7 Beirut Designers to Know
The seventh edition of Beirut Design Week cemented its role as a regional showcase not just for beautiful and sophisticated products, but also for conceptual design and community-based projects that examine life in a complex contemporary city. As Doreen Toutikian, co-founder and director of the design week and not-for-profit organization MENA Design Research Center, which organizes the event, says: “Making a statement in galleries and exhibitions can be easier, but is also like preaching to the mosque.”
In terms of product design, the combination of a relatively young design scene and a strong legacy of craftsmanship make for intriguing results. Many of the city’s designers create hybrid pieces that are informed by the collision of artisanal aesthetics, the country’s rich (and recently quite troubled) history, and a thirst for making by hand or by machine.
1. Youmna Geday
Artist Geday’s Unborn Creatures of Light lamp features a ring of 60 hollowed-out and strengthened eggshells filled with LEDs. Each egg casts a different shade of light and from close up, the egg speckles and filaments create beautiful patterns on the shells and on the walls around it.
2. YAD
A joint design and craft project implemented by UNIDO (The United Nations Industrial Development Organization), YAD focuses on helping small-scale artisanal producers step out of their comfort zone and modernize their crafts and providing marketing assistance and new packaging for their products. The collection includes tableware, lampshades, curtains, cushions, and Jezz, a new line of cutlery based on the traditional Phoenix bird cutlery of Jezzine in southern Lebanon, which usually features inlaid bone. Jezz features updated handles with contemporary firebird patterns and slightly streamlined forms.
3. Wyssem Nochi
Nochi showed dumbbell-shaped glass candleholders cleverly called Beirut Power in a reference to the frequent power cuts experienced in Lebanon on a daily basis. They come in both platinum-plated silver and a see-through glass version.
4. Marianne Sargi & Zeina Aboul Hosn
Marianne Sargi and Zeina Aboul Hosn share a workspace and realized by chance that the ceramics pieces they were creating—the tall and tapering bottles of Aboul Hosn and the moreish mushrooms of Sargi—worked enormously well as families of one-off pieces.

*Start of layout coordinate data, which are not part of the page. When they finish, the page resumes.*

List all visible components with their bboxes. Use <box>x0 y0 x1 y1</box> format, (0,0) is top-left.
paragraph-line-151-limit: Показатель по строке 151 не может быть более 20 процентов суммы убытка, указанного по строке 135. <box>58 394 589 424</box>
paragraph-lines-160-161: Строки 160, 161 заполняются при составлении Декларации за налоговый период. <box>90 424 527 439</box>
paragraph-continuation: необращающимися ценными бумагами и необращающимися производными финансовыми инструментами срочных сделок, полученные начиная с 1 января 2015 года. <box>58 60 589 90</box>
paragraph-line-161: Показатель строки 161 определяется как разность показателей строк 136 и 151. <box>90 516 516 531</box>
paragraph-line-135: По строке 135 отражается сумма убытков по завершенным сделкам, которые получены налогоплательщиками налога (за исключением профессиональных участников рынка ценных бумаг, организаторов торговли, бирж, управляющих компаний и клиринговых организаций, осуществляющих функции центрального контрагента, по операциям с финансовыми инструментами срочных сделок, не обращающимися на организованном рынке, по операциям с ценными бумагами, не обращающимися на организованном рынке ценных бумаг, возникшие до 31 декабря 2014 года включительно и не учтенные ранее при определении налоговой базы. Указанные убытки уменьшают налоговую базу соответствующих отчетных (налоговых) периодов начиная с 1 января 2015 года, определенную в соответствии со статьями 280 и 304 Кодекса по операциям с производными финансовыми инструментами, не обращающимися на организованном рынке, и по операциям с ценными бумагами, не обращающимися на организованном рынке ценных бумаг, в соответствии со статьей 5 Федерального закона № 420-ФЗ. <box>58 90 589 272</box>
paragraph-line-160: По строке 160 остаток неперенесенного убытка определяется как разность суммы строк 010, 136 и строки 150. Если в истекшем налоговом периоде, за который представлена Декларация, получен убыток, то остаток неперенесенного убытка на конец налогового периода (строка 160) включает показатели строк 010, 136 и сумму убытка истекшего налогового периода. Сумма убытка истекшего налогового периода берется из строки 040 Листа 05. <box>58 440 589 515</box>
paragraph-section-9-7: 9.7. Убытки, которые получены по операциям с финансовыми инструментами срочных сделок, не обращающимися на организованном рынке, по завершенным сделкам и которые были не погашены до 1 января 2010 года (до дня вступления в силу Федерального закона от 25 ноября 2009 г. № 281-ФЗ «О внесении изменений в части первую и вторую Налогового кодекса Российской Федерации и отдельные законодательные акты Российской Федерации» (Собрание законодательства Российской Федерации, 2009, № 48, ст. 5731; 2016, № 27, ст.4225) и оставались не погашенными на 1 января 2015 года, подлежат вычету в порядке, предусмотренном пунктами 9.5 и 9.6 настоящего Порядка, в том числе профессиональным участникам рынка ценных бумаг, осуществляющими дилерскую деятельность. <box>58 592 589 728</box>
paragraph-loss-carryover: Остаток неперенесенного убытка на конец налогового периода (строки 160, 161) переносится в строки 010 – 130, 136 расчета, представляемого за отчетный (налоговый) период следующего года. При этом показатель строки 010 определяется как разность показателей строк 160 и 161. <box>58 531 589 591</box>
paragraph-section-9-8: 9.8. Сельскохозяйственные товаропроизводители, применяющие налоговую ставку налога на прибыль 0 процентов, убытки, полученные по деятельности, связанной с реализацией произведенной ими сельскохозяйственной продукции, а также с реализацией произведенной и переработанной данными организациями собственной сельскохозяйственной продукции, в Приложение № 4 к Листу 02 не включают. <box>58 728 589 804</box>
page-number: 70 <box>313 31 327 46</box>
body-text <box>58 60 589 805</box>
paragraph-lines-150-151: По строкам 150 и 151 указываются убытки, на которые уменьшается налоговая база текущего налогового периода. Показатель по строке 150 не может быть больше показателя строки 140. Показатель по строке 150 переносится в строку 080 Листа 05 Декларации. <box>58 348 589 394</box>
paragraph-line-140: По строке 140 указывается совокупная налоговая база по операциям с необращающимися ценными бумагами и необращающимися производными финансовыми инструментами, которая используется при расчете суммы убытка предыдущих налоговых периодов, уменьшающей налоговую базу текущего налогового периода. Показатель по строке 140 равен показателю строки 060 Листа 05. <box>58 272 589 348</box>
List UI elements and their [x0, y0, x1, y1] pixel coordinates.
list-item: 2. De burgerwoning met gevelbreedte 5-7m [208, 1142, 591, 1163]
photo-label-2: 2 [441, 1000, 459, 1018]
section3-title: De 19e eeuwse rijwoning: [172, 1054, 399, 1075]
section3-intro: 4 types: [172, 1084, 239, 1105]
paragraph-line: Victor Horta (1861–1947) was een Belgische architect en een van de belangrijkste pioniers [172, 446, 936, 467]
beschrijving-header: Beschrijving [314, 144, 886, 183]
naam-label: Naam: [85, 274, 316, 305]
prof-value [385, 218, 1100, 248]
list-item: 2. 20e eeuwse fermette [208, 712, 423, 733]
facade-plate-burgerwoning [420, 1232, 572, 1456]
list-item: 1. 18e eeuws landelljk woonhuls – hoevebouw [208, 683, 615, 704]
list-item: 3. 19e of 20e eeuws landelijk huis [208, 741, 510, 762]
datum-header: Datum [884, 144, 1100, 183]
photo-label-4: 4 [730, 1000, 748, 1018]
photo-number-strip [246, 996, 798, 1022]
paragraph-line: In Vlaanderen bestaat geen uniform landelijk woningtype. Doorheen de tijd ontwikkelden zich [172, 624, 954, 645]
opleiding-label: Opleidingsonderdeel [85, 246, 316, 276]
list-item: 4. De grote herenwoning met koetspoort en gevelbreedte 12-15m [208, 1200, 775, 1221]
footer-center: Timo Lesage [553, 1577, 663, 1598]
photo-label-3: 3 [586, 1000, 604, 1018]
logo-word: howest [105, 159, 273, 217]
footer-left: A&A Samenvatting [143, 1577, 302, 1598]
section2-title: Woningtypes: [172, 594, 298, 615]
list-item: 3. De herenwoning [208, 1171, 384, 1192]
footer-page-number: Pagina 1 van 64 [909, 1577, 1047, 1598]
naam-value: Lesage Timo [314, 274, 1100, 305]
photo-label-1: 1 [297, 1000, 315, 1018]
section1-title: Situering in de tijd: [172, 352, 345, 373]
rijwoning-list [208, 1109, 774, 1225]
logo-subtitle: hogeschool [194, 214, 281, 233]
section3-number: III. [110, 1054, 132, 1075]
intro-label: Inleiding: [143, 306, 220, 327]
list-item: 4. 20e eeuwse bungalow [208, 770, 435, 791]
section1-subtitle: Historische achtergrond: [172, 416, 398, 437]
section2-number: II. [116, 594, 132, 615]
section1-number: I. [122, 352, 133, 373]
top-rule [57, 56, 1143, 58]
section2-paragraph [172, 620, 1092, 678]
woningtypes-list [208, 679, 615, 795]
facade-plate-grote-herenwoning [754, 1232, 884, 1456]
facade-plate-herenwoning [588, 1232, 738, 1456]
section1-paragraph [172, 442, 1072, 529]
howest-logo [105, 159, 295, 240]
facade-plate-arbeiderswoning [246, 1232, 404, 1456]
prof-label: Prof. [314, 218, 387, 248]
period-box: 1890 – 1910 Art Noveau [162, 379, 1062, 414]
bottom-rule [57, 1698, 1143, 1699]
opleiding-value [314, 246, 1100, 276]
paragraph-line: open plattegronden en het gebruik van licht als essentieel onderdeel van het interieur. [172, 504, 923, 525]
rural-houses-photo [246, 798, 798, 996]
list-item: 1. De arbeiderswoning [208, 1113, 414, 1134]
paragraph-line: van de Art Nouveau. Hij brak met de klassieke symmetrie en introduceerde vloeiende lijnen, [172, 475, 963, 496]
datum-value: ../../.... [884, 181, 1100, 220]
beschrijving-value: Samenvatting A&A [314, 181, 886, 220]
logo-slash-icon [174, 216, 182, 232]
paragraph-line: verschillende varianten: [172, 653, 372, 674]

Unearthly is the appealing and somewhat supernatural fruits of their collaborative labor.
5. Blocksfinj
Chrystèle Karam’s Blocksfinj brand creates versatile, inventive, and affordable furniture, accessories, and objects out of foam in a process she likes to call “industrial craftsmanship.” Experiments with new production techniques and material combinations at her family’s foam factory just outside Beirut has resulted in new patterns and materials. Her first collection, Moonstruck, looks like marble but is soft to the touch and ages with light. Her second collection, Bonding Blue, was launched during Beirut Design Week and is made out of terrazzo-like foam produced from material waste and offcuts.
Zahr’s Core series of objects is conceived of as a poetic dialogue between what is hidden and what can be seen, and between the rough and the fragile. Core 3 is a set of table lamps made out of one block of concrete and activated by a single switch. The material references the vernacular and informal brutalist construction methods in Lebanon, and the electrical wire takes inspiration from the multitude of cables that crisscross Beirut and other regional cities.
7. T Sakhi
Architect sisters Tessa and Tara Sakhi founded their multidisciplinary practice in 2016. This year, they were one of 11 participants in AD Middle East’s Art of Dining event, held for the second time during Beirut Design Week. Their installation, titled Silent Echoes, was a timely and chilling reflection on the transformation of dining from a social to a virtual event with the table layout featuring a mirror and smart phone cradle in front of each diner instead of a view of their neighbor.
At the Adorno exhibition, the sisters showed two pieces that referenced the security barriers that invade and impede everyday urban experience in Beirut. Barrier of Rest is part room divider, part vase holder—but also a response to the lack of green in public spaces in the city.